Where Are All Of The Workers At?

by | May 2, 2021 | Chamber News | 0 comments

This past month the business community has been surprised by faster-than-average recovery, GDP, reopening, vaccinations, and even price increases. However, one measure has not surprised the business community is labor force participation and eagerness to get back to “normal”. The Chamber of Commerce has been contacted by many in the restaurant and leisure industry pointing out to the national shortage of labor. So what is driving this trend and what can you do to survive in this environment?

Unlike popular believe this trend is NOT being driven by discouraged workers, the share of people that have stopped looking for a job because they feel they do not fit in the labor market represents only 0.4% of the labor force which means people within employment age are choosing to either not participate or have not come back to their old employment as of March.




One possibility these people have decided to not participate in the labor market which means people are not claiming unemployment and have decided to rely on family and friends to get by, the labor participation today, meaning portion of total labor force employed or running a business, is 61.5%, down from the historical high of 67%. The downward trend in labor force participation is not new and well understood, the drivers of lower participation are lack of access to childcare, the elderly, lack of training, or even access to healthcare, all affected by the virus.


What can you do to attract a better labor force?

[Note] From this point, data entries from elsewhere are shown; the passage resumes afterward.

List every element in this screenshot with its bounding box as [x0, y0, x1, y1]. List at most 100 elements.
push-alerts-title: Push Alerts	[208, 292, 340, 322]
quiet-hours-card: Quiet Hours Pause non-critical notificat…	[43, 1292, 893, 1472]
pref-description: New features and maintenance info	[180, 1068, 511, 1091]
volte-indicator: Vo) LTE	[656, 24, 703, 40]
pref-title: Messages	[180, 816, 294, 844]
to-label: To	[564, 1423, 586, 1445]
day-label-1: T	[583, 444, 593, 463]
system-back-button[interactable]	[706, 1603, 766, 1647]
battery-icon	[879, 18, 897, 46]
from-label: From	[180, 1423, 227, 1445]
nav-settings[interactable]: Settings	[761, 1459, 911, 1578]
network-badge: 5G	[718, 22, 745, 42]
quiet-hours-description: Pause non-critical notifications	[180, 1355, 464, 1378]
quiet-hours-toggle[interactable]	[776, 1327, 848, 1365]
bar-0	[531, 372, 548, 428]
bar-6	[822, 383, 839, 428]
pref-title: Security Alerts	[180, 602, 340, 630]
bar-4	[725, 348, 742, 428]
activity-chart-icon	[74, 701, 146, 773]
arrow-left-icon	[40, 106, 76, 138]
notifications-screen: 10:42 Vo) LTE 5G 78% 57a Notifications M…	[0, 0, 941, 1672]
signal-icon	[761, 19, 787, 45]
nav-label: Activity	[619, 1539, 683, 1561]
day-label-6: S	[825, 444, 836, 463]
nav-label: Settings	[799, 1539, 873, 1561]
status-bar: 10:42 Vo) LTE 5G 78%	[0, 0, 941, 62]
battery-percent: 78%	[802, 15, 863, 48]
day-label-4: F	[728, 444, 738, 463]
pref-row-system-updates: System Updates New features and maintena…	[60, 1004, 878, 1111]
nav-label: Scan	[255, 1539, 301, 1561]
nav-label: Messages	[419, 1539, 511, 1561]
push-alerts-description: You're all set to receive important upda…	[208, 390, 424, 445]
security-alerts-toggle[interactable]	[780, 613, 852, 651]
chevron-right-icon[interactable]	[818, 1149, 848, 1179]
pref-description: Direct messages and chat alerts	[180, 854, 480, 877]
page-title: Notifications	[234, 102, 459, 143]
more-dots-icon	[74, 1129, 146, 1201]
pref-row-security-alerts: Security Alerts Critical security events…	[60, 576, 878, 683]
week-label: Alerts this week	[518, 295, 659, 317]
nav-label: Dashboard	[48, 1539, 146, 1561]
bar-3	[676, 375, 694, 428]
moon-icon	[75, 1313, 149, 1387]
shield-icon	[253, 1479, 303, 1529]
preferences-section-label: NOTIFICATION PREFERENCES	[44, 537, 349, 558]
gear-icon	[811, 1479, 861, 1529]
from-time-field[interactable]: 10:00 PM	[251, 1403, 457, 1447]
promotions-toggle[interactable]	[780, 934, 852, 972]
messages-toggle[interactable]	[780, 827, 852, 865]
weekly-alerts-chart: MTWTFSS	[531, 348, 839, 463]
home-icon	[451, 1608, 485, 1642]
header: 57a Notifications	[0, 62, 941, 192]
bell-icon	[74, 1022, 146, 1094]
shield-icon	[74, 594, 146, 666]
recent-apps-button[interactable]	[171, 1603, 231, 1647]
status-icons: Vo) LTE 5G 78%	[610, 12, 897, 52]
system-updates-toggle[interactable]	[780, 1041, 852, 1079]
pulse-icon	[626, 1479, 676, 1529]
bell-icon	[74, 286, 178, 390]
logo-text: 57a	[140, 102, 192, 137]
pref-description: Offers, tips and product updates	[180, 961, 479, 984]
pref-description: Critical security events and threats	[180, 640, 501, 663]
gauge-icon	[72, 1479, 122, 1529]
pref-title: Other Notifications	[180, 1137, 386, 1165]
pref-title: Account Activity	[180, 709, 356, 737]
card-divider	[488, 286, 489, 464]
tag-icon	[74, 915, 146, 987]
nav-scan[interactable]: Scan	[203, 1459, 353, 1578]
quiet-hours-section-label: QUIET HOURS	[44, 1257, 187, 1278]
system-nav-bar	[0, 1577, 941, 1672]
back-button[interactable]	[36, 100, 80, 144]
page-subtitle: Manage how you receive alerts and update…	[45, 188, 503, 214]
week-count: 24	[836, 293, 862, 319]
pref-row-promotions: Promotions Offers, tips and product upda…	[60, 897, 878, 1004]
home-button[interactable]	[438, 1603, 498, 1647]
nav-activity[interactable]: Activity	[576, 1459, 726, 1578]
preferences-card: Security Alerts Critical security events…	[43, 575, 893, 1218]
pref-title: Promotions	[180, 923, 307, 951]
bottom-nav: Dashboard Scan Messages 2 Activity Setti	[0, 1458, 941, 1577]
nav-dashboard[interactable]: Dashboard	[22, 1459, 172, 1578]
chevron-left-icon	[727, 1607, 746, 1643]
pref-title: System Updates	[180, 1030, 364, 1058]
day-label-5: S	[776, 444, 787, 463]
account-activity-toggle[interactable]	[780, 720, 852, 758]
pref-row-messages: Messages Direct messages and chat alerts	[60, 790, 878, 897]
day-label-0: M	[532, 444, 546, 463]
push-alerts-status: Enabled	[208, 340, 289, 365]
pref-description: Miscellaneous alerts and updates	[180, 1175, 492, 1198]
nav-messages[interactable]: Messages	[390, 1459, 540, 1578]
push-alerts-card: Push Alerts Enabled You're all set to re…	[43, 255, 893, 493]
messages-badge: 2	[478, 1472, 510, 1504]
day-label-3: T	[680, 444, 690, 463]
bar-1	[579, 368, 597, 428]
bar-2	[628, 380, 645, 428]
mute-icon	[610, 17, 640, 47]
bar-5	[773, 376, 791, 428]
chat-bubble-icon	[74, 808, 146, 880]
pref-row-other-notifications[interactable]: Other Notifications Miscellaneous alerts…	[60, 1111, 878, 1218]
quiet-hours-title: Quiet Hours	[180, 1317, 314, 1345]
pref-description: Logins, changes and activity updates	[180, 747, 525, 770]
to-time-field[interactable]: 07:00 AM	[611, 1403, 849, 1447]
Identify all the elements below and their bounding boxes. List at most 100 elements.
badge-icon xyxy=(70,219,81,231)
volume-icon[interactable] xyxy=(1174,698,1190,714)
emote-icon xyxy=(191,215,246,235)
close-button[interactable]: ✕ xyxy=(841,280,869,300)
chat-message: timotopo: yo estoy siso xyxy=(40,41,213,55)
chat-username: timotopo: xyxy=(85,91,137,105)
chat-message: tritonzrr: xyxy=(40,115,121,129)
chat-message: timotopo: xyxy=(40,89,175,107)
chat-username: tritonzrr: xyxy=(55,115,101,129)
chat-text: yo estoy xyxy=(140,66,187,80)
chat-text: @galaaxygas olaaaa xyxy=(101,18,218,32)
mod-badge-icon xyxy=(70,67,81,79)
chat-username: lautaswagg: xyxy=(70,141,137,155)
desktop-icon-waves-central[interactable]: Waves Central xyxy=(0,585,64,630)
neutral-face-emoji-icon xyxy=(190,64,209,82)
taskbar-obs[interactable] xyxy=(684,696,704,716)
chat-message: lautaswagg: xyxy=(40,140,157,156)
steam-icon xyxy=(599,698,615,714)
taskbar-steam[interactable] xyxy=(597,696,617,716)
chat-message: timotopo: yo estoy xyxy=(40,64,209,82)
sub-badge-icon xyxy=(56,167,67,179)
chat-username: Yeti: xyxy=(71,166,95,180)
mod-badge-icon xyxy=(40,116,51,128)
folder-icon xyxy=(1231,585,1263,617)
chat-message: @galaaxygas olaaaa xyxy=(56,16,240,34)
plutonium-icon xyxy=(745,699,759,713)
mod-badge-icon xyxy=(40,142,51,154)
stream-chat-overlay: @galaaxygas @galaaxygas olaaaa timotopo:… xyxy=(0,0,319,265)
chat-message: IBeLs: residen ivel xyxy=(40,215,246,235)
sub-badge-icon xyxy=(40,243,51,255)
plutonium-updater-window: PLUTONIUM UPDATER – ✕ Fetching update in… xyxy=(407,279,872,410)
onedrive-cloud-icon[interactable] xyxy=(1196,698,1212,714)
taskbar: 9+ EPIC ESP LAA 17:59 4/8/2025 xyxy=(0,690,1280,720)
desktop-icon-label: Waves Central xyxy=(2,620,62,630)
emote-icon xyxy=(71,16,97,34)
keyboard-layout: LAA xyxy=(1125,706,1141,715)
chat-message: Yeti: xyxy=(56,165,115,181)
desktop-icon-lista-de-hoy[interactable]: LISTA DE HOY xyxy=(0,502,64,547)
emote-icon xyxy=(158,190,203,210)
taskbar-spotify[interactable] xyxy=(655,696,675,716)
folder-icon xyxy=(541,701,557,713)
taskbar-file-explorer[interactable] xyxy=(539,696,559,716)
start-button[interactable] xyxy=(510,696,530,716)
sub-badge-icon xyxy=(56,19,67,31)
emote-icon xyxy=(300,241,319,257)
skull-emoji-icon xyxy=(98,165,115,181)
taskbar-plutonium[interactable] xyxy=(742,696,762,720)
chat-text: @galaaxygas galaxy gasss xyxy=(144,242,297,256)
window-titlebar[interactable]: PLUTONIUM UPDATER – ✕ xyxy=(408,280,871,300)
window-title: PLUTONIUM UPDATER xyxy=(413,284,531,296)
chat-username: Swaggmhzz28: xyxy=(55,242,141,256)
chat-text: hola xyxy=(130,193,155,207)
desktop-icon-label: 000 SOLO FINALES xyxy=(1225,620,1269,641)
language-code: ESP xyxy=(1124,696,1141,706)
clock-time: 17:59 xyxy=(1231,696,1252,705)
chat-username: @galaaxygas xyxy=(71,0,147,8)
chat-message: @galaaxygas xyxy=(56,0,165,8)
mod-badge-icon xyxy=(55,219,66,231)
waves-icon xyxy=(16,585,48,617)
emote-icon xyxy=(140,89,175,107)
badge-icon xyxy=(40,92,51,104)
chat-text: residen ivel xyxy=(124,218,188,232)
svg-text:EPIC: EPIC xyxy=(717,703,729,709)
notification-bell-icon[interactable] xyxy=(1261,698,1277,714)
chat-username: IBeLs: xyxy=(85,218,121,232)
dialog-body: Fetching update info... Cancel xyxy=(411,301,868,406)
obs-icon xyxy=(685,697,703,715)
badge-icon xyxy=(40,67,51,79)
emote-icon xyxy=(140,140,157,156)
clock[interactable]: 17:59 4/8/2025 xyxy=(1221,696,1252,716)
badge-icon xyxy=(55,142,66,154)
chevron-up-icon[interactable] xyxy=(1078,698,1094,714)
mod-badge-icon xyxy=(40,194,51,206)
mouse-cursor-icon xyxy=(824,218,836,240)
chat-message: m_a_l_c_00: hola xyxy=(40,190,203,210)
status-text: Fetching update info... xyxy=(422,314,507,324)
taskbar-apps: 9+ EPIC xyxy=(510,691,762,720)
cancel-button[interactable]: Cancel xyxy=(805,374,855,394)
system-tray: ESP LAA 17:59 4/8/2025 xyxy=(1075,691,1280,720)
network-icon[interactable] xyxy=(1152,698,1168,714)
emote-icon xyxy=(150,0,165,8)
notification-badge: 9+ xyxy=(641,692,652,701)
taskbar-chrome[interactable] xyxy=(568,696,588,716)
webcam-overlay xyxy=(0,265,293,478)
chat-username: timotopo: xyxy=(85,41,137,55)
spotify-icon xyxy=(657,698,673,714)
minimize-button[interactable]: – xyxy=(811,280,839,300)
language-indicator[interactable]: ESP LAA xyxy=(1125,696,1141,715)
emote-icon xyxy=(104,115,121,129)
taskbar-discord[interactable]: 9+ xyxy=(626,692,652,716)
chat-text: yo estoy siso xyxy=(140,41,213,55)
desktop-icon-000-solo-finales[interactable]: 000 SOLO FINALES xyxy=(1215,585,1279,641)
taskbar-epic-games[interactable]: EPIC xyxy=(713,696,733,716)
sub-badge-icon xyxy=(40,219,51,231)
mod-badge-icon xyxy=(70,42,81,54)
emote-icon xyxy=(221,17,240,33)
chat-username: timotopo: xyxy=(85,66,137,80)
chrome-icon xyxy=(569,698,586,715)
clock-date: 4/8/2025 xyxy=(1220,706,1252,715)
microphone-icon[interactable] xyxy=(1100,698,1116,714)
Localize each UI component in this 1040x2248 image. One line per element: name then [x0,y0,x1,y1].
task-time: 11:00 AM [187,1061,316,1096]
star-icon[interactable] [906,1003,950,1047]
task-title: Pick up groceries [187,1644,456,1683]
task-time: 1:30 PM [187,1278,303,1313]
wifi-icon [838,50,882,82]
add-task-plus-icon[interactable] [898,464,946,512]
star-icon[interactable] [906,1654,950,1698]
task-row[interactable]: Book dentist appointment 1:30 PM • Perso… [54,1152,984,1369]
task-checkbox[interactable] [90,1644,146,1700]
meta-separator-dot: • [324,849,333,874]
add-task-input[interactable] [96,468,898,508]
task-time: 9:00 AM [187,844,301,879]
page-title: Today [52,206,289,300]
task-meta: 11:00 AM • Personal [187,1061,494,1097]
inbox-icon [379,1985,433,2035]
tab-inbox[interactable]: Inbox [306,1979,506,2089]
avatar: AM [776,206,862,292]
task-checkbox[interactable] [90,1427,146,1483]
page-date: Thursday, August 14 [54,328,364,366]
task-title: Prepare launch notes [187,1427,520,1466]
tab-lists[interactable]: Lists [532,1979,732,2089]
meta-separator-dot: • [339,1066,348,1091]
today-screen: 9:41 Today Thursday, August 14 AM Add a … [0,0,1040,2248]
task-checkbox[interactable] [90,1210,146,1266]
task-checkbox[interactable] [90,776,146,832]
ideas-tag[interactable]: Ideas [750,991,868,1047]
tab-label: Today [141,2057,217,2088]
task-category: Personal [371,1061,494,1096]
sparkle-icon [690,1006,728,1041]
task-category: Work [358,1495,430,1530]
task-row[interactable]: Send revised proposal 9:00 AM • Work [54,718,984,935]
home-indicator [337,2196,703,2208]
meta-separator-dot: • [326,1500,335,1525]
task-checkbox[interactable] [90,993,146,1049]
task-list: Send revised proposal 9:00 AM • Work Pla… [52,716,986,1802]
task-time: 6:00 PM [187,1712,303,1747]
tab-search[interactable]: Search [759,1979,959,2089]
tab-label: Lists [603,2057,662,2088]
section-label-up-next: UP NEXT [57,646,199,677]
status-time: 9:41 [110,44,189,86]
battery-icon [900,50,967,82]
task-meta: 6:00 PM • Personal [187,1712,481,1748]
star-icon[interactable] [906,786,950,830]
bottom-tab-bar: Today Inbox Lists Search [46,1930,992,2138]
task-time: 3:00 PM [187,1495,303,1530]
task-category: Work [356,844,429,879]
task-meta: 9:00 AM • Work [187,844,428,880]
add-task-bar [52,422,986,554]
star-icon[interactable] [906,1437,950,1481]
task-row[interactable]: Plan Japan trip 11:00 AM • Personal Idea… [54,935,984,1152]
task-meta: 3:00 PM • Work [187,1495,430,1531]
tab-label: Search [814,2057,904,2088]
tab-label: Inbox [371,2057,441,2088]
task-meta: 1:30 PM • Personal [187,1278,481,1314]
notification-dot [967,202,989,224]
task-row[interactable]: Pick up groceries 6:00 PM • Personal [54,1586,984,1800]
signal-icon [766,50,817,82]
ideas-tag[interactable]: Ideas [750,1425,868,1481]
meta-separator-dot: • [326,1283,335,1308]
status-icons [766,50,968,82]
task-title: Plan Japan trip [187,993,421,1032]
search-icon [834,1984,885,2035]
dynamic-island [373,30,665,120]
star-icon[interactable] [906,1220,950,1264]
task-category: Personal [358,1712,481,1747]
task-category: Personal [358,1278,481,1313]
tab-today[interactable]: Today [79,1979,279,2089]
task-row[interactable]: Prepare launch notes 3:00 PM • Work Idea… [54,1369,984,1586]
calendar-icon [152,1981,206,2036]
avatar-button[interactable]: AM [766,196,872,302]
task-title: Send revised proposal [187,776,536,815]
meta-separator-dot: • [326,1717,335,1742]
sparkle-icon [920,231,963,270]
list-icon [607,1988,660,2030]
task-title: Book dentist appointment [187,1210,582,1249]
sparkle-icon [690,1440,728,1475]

  1. You can offer higher wages: this is a great approach if you are in a hurry and have the cash for it, however a short-lived solution is since money might not solve your employee’s troubles
  2. Offer or pay for on-site childcare: employers who are big enough might be able to arrange for local childcare businesses to offer services for their employees at a discount and on emergency basis
  3. Offer FSA/HSA arrangements: Flexible Spending Accounts and other arrangements can offer funds in case of an emergency to employees who are worried about getting sick
  4. Seek teenage applicants: May and July is graduation season and many high-school students will become part of the labor force. Historically recent high-school graduates are neglected by employers due to lack of experience, however this might be the time to invest in an employee who is very likely to stay with you for several years before moving on to community college
  5. Offer incentives for vaccinations: employers all over Maryland are offering from free transportation to appointment to cash bonuses, and gift cards to employees who get vaccinated.

Finally, this is an opportunity for you to re-think how you approach your labor force, the past year has been marked by loose credit terms, plenty of public funds, and high demand of services of goods, the labor market seems for now to be the main constraint.